周囲を見回し、金髪は入念に脅しの言葉を振り撒く。
曲りなりにもヤクザである彼は、政治の大切さを認識しているのだ。
無法の集団であるからこそ、『圧制』する『圧政』が必要なのだと。

彼の言葉に、立ち上がる者は居なかった。
動く事の出来るだけの体力と、気概を持ち合わせた者は、既にこの場にいないと言うのが、道理か。

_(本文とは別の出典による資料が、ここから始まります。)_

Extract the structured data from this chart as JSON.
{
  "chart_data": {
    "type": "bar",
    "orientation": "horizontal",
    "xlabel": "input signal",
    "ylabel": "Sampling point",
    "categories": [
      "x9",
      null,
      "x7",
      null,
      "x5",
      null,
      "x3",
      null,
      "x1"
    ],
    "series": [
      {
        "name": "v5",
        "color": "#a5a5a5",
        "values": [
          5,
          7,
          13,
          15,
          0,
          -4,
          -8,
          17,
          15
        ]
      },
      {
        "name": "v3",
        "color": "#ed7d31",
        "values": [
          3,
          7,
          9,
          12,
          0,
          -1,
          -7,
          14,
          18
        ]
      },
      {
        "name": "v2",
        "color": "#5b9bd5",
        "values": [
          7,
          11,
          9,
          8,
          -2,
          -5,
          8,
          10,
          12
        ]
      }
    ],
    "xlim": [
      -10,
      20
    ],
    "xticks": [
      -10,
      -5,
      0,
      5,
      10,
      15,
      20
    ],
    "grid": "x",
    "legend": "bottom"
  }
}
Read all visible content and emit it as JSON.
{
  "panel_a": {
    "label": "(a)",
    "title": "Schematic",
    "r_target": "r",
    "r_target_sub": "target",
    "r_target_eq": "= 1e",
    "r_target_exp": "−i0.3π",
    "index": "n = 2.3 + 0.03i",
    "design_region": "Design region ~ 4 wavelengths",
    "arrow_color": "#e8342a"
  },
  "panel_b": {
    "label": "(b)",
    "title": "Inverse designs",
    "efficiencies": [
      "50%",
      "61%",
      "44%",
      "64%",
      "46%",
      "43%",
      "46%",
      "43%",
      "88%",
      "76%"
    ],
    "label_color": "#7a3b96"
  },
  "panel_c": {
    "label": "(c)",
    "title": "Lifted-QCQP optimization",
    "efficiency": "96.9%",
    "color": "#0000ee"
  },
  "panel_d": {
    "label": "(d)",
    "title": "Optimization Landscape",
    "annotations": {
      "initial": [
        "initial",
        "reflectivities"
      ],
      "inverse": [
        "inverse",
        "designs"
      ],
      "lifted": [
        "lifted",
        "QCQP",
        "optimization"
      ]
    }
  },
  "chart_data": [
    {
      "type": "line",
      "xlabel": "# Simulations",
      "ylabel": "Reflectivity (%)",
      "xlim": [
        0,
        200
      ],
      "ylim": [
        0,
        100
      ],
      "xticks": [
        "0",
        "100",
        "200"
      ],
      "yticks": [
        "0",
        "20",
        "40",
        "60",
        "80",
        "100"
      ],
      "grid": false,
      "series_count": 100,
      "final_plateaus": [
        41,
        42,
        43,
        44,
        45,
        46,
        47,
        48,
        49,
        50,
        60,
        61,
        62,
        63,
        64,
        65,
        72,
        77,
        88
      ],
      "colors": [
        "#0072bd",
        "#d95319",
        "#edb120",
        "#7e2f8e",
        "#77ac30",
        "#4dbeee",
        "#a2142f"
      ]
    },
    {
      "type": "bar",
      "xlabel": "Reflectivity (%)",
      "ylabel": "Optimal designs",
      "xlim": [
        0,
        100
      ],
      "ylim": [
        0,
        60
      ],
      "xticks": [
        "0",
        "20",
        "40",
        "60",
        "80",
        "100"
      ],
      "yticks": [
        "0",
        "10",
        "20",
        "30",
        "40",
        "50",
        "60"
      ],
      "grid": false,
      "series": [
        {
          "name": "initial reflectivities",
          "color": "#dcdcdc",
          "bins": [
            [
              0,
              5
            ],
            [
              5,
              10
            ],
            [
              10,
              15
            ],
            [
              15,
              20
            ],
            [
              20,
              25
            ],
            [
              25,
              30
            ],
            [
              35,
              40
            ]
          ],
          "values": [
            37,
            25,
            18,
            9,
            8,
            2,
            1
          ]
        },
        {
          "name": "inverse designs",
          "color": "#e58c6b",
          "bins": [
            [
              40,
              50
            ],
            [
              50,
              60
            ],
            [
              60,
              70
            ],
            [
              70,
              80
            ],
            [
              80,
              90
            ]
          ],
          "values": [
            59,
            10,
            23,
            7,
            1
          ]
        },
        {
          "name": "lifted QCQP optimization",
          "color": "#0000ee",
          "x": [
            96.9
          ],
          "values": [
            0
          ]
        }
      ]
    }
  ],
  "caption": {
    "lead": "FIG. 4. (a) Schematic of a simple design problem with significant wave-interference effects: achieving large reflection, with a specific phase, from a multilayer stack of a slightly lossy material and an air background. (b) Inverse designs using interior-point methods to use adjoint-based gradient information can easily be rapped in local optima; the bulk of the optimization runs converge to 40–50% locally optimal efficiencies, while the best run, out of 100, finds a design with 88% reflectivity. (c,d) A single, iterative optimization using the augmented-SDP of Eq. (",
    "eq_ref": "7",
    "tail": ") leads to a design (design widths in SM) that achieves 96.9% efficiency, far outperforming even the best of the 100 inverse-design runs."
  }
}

「……そうかよ。まあ別に構いやしねえが。これだけは覚えとけよ。
 働きもしねえのに勝手に飯を持ち出したり、食い散らした奴は……食ったモン全部吐き出して
 血ヘド吐くまでボコってやるから覚悟しとけ。飯の分配は……あのポリ共が出しゃばるだろ」

無法を無法で抑圧し、封殺するのは、彼が担う。
その土壌の上に法を敷くのは、より適任がいるが故に、彼が出張る必要は無い。
言葉に皮肉を交えるのが随分と得手のようであった眼鏡の刑事は、
探索から帰ってくれば、自分の敷いた圧政に対して、人道と正道を介して諫言を零すだろう。
金髪は、そう踏んでいた。
際しては、自分は適度に食い下がった後に、引こうとも、定めていた。
そうする事で、あの刑事の肩に『圧政を敷く暴君を退けた識者』の銘を、刻む事が出来る。
その後は小奇麗な法では防げない―強引に対処しようものなら刑事の肩書きに瑕疵を付けかねない―
暴挙や理不尽の対応を、適時金髪が担えばいい。

一通りの展望を、壁で揺らぐ自分の影に見出していた彼は、しかしふと、
視界の端に歴とした人影を認めた。自分以外の殆ど

「……何だ、ねーちゃん。アンタはやる気あんのか? だったら、あの刑事共とは反対方向を頼むぜ。
 勿論従う必要はねえし、力仕事が必要だってなら付いてってやる。